Lost Truth
2
The wind had dried Alissa by the time she passed the abandoned city of Ese’ Nawoer. The thick walls that encircled it directed the rising heat into a soft upward blue swirl that she imagined looked like restless souls rising to heaven. She skirted the updraft, feeling eerie, even though all but one of Ese’ Nawoer’s ghosts were gone. Just ahead lay the Hold. The nearly empty fortress rested snug against a towering crag. Behind it, the mountain dropped in a sheer cliff, plunging down to the floodplain that led to the distant sea.
Once the Hold had been a hidden place of learning where raku Masters taught select humans, Keepers, how to use their stunted-by-comparison magical abilities. But of all the Masters, only Useless and Connen-Neute remained. Twenty years ago, Bailic, a Keeper, had convinced the Hold that a map Alissa’s father had drawn led to a fabled lost colony of Masters. But it was an argument between Useless and his wife, Keribdis, that prompted the strong-willed, self-proclaimed matriarch to take the rest of the conclave and fly across the sea to find them. She had been hoping to cause a shift in power. What she did was empty the Hold and make it vulnerable.

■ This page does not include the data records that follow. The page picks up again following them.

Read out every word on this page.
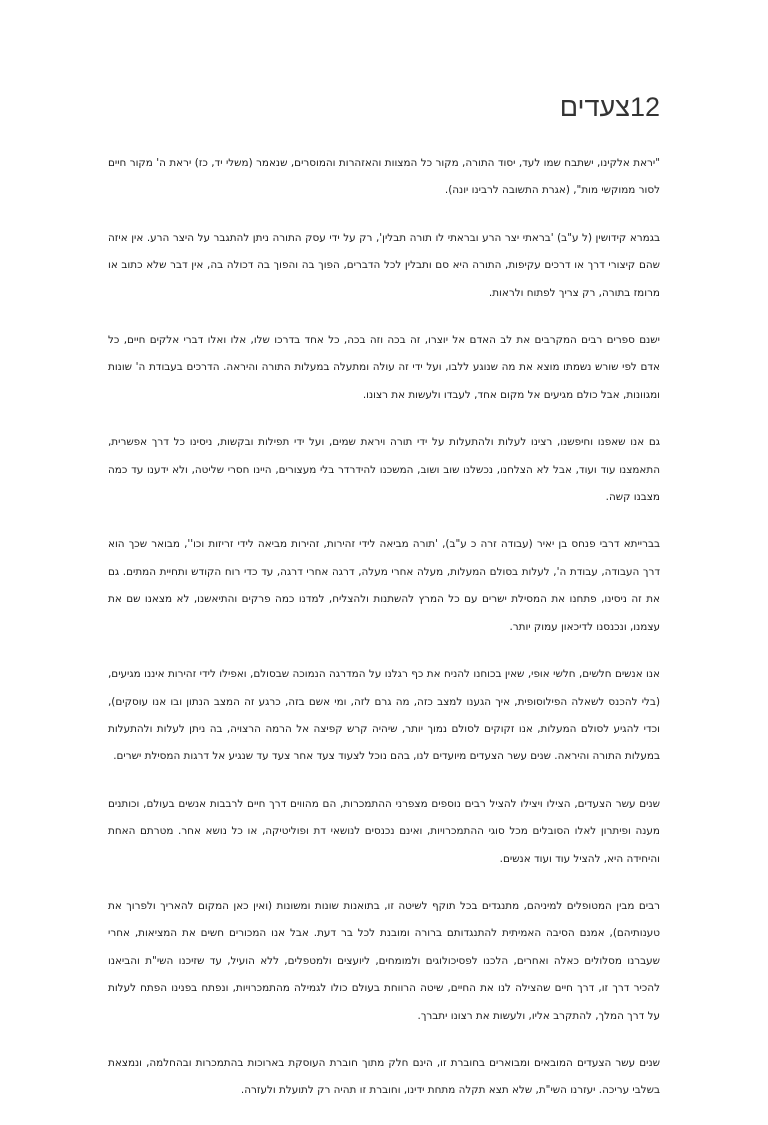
12צעדים

"יראת אלקינו, ישתבח שמו לעד, יסוד התורה, מקור כל המצוות והאזהרות והמוסרים, שנאמר (משלי יד, כז) יראת ה' מקור חיים לסור ממוקשי מות", (אגרת התשובה לרבינו יונה).

בגמרא קידושין (ל ע"ב) 'בראתי יצר הרע ובראתי לו תורה תבלין', רק על ידי עסק התורה ניתן להתגבר על היצר הרע. אין איזה שהם קיצורי דרך או דרכים עקיפות, התורה היא סם ותבלין לכל הדברים, הפוך בה והפוך בה דכולה בה, אין דבר שלא כתוב או מרומז בתורה, רק צריך לפתוח ולראות.

ישנם ספרים רבים המקרבים את לב האדם אל יוצרו, זה בכה וזה בכה, כל אחד בדרכו שלו, אלו ואלו דברי אלקים חיים, כל אדם לפי שורש נשמתו מוצא את מה שנוגע ללבו, ועל ידי זה עולה ומתעלה במעלות התורה והיראה. הדרכים בעבודת ה' שונות ומגוונות, אבל כולם מגיעים אל מקום אחד, לעבדו ולעשות את רצונו.

גם אנו שאפנו וחיפשנו, רצינו לעלות ולהתעלות על ידי תורה ויראת שמים, ועל ידי תפילות ובקשות, ניסינו כל דרך אפשרית, התאמצנו עוד ועוד, אבל לא הצלחנו, נכשלנו שוב ושוב, המשכנו להידרדר בלי מעצורים, היינו חסרי שליטה, ולא ידענו עד כמה מצבנו קשה.

בברייתא דרבי פנחס בן יאיר (עבודה זרה כ ע"ב), 'תורה מביאה לידי זהירות, זהירות מביאה לידי זריזות וכו'', מבואר שכך הוא דרך העבודה, עבודת ה', לעלות בסולם המעלות, מעלה אחרי מעלה, דרגה אחרי דרגה, עד כדי רוח הקודש ותחיית המתים. גם את זה ניסינו, פתחנו את המסילת ישרים עם כל המרץ להשתנות ולהצליח, למדנו כמה פרקים והתיאשנו, לא מצאנו שם את עצמנו, ונכנסנו לדיכאון עמוק יותר.

אנו אנשים חלשים, חלשי אופי, שאין בכוחנו להניח את כף רגלנו על המדרגה הנמוכה שבסולם, ואפילו לידי זהירות איננו מגיעים, (בלי להכנס לשאלה הפילוסופית, איך הגענו למצב כזה, מה גרם לזה, ומי אשם בזה, כרגע זה המצב הנתון ובו אנו עוסקים), וכדי להגיע לסולם המעלות, אנו זקוקים לסולם נמוך יותר, שיהיה קרש קפיצה אל הרמה הרצויה, בה ניתן לעלות ולהתעלות במעלות התורה והיראה. שנים עשר הצעדים מיועדים לנו, בהם נוכל לצעוד צעד אחר צעד עד שנגיע אל דרגות המסילת ישרים.

שנים עשר הצעדים, הצילו ויצילו להציל רבים נוספים מצפרני ההתמכרות, הם מהווים דרך חיים לרבבות אנשים בעולם, וכותנים מענה ופיתרון לאלו הסובלים מכל סוגי ההתמכרויות, ואינם נכנסים לנושאי דת ופוליטיקה, או כל נושא אחר. מטרתם האחת והיחידה היא, להציל עוד ועוד אנשים.

רבים מבין המטופלים למיניהם, מתנגדים בכל תוקף לשיטה זו, בתואנות שונות ומשונות (ואין כאן המקום להאריך ולפרוך את טענותיהם), אמנם הסיבה האמיתית להתנגדותם ברורה ומובנת לכל בר דעת. אבל אנו המכורים חשים את המציאות, אחרי שעברנו מסלולים כאלה ואחרים, הלכנו לפסיכולוגים ולמומחים, ליועצים ולמטפלים, ללא הועיל, עד שזיכנו השי"ת והביאנו להכיר דרך זו, דרך חיים שהצילה לנו את החיים, שיטה הרווחת בעולם כולו לגמילה מהתמכרויות, ונפתח בפנינו הפתח לעלות על דרך המלך, להתקרב אליו, ולעשות את רצונו יתברך.

שנים עשר הצעדים המובאים ומבוארים בחוברת זו, הינם חלק מתוך חוברת העוסקת בארוכות בהתמכרות ובהחלמה, ונמצאת בשלבי עריכה. יעזרנו השי"ת, שלא תצא תקלה מתחת ידינו, וחוברת זו תהיה רק לתועלת ולעזרה.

Bailic murdered the Keepers that remained, Alissa’s father among them. With the Hold empty and Useless trapped in its cellar, Bailic was free to set his plan in motion. He wanted to force the ghosts of Ese’ Nawoer to spread their madness among the foothills and plains, stepping forward as the land’s grand and glorious redeemer when he deemed the plains and foothills punished enough for having shunned him.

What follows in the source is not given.